Les éleveurs s’insurgent aussi de l’utilisation de pesticides dans les prairies d’élevage alors qu’ils sont interdits en Europe. Un argument balayé par la source européenne. « Les éleveurs néo-zélandais devront respecter les mêmes normes que ce soit dans l’utilisation des antibiotiques, le bien-être animal, l’abatage et aussi le transport », détaille cette dernière, interrogé par le Moci.
Des aspects géopolitiques
Alors que les tensions diplomatiques se font de plus en plus sentir en Asie-Pacifique avec la Chine (qui représente 30 % de ses exportations), la Nouvelle-Zélande pour sa part s’est trouvé un nouveau partenaire commercial.
L’UE, de son côté, veut renforcer sa présence dans la région Asie-Pacifique, haut lieu du commerce international. Fin mai, le président américain Jo Biden a annoncé la création d’un nouveau Partenariat économique avec douze pays de cette zone (dont la Nouvelle-Zélande, le Japon, l’Australie), tout en excluant la Chine.
Les prochaines étapes
Quelles seront les prochaines étapes ?
Si l’accord politique entre l’UE et la Nouvelle-Zélande est acquis, les projets de textes négociés n’ont pas encore été publiés. On trouve sur le site de la Commission européenne ces textes, qui doivent encore faire l’objet d’une révision juridique, et seront ensuite traduits dans toutes les langues officielles de l’UE.

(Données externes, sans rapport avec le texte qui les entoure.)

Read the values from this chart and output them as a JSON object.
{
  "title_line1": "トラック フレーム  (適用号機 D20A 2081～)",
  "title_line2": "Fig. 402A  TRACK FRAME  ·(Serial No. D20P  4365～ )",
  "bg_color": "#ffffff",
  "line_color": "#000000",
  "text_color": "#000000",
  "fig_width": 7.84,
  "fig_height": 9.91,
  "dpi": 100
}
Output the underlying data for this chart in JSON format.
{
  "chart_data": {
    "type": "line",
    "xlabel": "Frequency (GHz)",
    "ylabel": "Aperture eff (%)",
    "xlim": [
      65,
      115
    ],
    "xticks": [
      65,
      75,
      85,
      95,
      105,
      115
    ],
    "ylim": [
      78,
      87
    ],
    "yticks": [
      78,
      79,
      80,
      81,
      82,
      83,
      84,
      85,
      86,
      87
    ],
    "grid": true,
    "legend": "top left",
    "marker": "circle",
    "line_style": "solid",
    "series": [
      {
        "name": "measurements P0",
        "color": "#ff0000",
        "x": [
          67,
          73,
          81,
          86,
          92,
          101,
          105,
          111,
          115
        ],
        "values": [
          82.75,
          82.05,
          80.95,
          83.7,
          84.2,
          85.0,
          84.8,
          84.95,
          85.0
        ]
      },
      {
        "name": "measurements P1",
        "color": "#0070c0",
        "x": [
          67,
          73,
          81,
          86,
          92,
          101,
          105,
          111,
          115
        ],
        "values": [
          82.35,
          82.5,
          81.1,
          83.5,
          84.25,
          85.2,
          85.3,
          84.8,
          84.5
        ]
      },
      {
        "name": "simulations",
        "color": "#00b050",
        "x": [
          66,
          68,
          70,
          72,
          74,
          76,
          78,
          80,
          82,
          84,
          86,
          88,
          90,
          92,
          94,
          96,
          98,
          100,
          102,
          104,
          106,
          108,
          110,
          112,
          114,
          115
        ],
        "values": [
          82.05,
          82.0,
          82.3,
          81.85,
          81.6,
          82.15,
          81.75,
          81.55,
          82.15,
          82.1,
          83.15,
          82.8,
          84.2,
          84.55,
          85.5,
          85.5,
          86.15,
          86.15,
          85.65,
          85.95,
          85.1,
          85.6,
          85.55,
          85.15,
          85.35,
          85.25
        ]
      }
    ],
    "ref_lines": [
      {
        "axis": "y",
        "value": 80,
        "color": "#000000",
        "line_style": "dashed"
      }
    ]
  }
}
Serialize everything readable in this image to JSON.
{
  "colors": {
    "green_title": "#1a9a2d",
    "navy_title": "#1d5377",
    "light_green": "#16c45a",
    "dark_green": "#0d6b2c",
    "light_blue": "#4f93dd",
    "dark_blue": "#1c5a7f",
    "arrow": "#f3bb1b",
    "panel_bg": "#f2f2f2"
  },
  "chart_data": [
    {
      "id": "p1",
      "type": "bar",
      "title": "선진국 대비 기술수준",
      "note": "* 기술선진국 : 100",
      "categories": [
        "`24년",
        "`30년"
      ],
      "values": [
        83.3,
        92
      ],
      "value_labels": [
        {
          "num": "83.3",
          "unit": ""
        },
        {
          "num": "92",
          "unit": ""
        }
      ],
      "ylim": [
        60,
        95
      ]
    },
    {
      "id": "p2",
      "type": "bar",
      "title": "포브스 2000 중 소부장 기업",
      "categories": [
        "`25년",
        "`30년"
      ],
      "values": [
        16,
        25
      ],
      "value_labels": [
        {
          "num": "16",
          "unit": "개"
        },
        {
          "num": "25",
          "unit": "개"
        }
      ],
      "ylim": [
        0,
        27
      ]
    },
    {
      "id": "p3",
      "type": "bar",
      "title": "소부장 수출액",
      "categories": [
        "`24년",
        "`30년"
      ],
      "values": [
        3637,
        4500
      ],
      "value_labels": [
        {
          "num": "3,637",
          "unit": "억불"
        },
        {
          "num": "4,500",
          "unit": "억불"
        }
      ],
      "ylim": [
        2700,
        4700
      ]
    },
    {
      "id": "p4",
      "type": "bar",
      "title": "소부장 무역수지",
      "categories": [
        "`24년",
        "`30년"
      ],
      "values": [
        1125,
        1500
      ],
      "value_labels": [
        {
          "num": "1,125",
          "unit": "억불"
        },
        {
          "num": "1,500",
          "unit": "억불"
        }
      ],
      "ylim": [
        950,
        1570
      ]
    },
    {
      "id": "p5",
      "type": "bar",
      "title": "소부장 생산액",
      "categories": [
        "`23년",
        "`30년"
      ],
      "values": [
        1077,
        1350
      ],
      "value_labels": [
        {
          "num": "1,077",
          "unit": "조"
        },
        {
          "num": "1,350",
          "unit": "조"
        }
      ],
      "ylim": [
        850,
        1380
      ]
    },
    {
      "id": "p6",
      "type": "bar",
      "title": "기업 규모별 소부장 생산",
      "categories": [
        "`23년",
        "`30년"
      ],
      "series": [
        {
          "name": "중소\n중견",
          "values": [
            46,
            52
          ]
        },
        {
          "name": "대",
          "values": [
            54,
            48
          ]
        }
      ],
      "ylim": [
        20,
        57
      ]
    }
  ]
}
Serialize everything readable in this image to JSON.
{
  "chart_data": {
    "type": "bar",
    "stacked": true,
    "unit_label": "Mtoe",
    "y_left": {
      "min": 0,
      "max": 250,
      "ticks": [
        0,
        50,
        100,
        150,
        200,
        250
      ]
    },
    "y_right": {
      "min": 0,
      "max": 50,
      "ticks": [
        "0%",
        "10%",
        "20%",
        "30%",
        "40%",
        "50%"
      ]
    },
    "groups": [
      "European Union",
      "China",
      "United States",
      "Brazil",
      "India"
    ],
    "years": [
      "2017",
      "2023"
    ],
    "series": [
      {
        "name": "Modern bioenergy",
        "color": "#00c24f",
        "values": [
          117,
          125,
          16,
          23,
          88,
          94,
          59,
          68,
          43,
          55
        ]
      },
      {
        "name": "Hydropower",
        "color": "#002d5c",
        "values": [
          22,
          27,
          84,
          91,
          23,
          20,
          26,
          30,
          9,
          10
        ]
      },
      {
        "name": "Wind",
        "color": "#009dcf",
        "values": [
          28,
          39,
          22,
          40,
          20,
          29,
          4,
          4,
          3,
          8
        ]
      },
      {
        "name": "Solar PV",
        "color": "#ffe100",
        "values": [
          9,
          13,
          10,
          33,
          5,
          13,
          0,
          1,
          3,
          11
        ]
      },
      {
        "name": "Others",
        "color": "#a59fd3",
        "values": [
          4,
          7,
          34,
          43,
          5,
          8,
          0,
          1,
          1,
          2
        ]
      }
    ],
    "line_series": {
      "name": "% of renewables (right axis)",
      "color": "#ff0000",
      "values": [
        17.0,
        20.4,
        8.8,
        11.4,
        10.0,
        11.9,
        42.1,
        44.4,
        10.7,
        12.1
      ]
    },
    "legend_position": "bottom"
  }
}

La Commission européenne devra ensuite soumettre l’accord au Conseil pour signature et conclusion. Une fois l’accord adopté, les deux parties pourront le signer. Après signature, le texte sera transmis au Parlement européen pour approbation. Après cette étape, et une fois que la Nouvelle-Zélande l’aura ratifié, l’accord pourra entrer en vigueur.